The United States Substance Abuse and Mental Health Services Administration (SAMHSA) grant award totals $950,000 and includes funding for both the Barry and Stone County Drug Court programs. The Barry County portion of the grant comes to $110,000 to $125,000 per year for a total of $375,000 in funding. Only eight SAMHSA grants were awarded in the United States this year.
"We are thrilled to be awarded this grant," said Barry County Associate Circuit Judge Victor Head. "This will enable our program to build upon the tremendous community support we have enjoyed and expand our program to better serve Barry County."
Since the Barry County Drug Court began operating in May of 2008, the program has relied on local grants, fundraisers and assistance from generous community members.
A total of 23 participants have been accepted into Barry County Drug Court, and six individuals have graduated from the intensive program, which on average takes 18 months to complete.
Currently, the local Drug Court serves 15 participants. Under the provisions of the grant, participation in the program is expected to expand by 200 percent to 60 participants over the next three years.
Stone County Drug Court was formed in 2004 as a pilot program for the 39th Judicial Circuit, which include Stone, Barry and Lawrence counties. Over the past six years, the program has admitted over 150 persons, graduated over 60 and presently serves 45 participants.
"Since May of 2008, we have had to keep our participant numbers below what we wanted, because we had no operating budget to work from," said Barry County Prosecutor Johnnie Cox, who is a member of the Barry County Drug Court planning team and guiding force behind the creation of the program.
"We are extremely grateful to the Barry County community for their overwhelming support of the program and our efforts to give individuals an opportunity to change and improve their lives and make Barry County a better place to live," Cox added.
Other members of the Barry County Drug Court team in addition to Judge Head and Cox include: Drug Court Coordinator Cindy Puryear; treatment provider Earl Best; Probation and Parole Officer Nancy Foulke; Barry County Sheriff's Deputy Brian Landreth; Cassville Police Chief Dana Kammerlohr, attorney Don Trotter; and Lisa Schlichtman, media coordinator.
SAMHSA has awarded grants to select drug court programs across the United States for many years for the purpose of expanding program capacity, studying how the programs function and evaluating their effectiveness.
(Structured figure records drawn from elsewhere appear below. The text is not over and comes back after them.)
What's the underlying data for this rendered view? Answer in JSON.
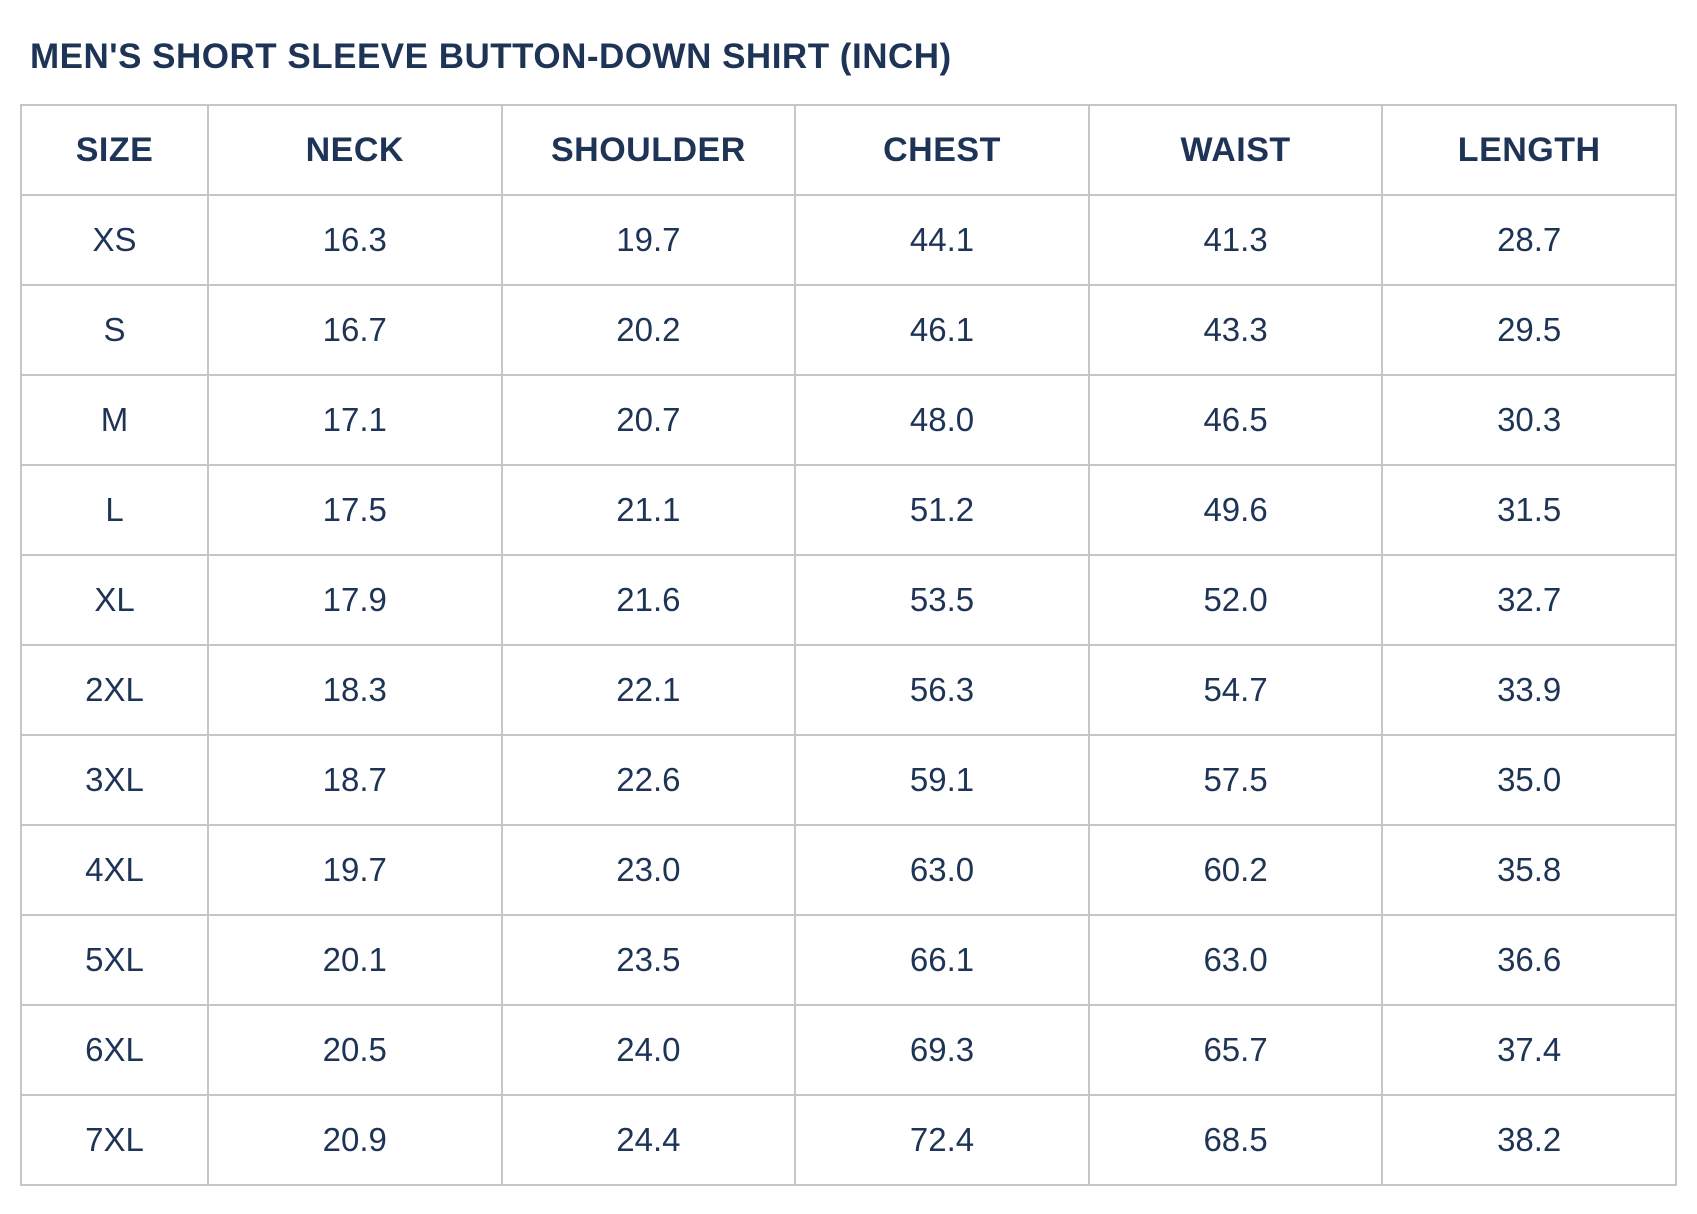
{
  "page": {
    "title": "MEN'S SHORT SLEEVE BUTTON-DOWN SHIRT (INCH)"
  },
  "colors": {
    "text_navy": "#1e3456",
    "border_gray": "#c6c6c6",
    "background": "#ffffff"
  },
  "chart_data": {
    "type": "table",
    "title": "MEN'S SHORT SLEEVE BUTTON-DOWN SHIRT (INCH)",
    "columns": [
      "SIZE",
      "NECK",
      "SHOULDER",
      "CHEST",
      "WAIST",
      "LENGTH"
    ],
    "rows": [
      [
        "XS",
        "16.3",
        "19.7",
        "44.1",
        "41.3",
        "28.7"
      ],
      [
        "S",
        "16.7",
        "20.2",
        "46.1",
        "43.3",
        "29.5"
      ],
      [
        "M",
        "17.1",
        "20.7",
        "48.0",
        "46.5",
        "30.3"
      ],
      [
        "L",
        "17.5",
        "21.1",
        "51.2",
        "49.6",
        "31.5"
      ],
      [
        "XL",
        "17.9",
        "21.6",
        "53.5",
        "52.0",
        "32.7"
      ],
      [
        "2XL",
        "18.3",
        "22.1",
        "56.3",
        "54.7",
        "33.9"
      ],
      [
        "3XL",
        "18.7",
        "22.6",
        "59.1",
        "57.5",
        "35.0"
      ],
      [
        "4XL",
        "19.7",
        "23.0",
        "63.0",
        "60.2",
        "35.8"
      ],
      [
        "5XL",
        "20.1",
        "23.5",
        "66.1",
        "63.0",
        "36.6"
      ],
      [
        "6XL",
        "20.5",
        "24.0",
        "69.3",
        "65.7",
        "37.4"
      ],
      [
        "7XL",
        "20.9",
        "24.4",
        "72.4",
        "68.5",
        "38.2"
      ]
    ]
  }
}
The grant received by the Barry County Drug Court provides funding in three primary areas: treatment and testing; staff training; and program evaluation and research.
Over a decade of research shows drug courts provide a cost-effective alternative to traditional prosecution and incarceration of nonviolent offenders with substance abuse problems. Drug court actively intervenes to break the cycle of substance abuse, addiction and crime. Offenders learn to change their behavior through substance abuse treatment, frequent drug testing and intensive court supervision.
According to members of the Barry County Drug Court team, community involvement and support has contributed to the court's ability to bring the program to where it is today and ongoing support remains essential to ensuring the program experiences continued success.
"We promise the taxpayers that this money will be used wisely and efficiently, and we will do everything we can to show positive results," said Cox. "We will also continue to see community support and won't soon forget all the gracious help we have received."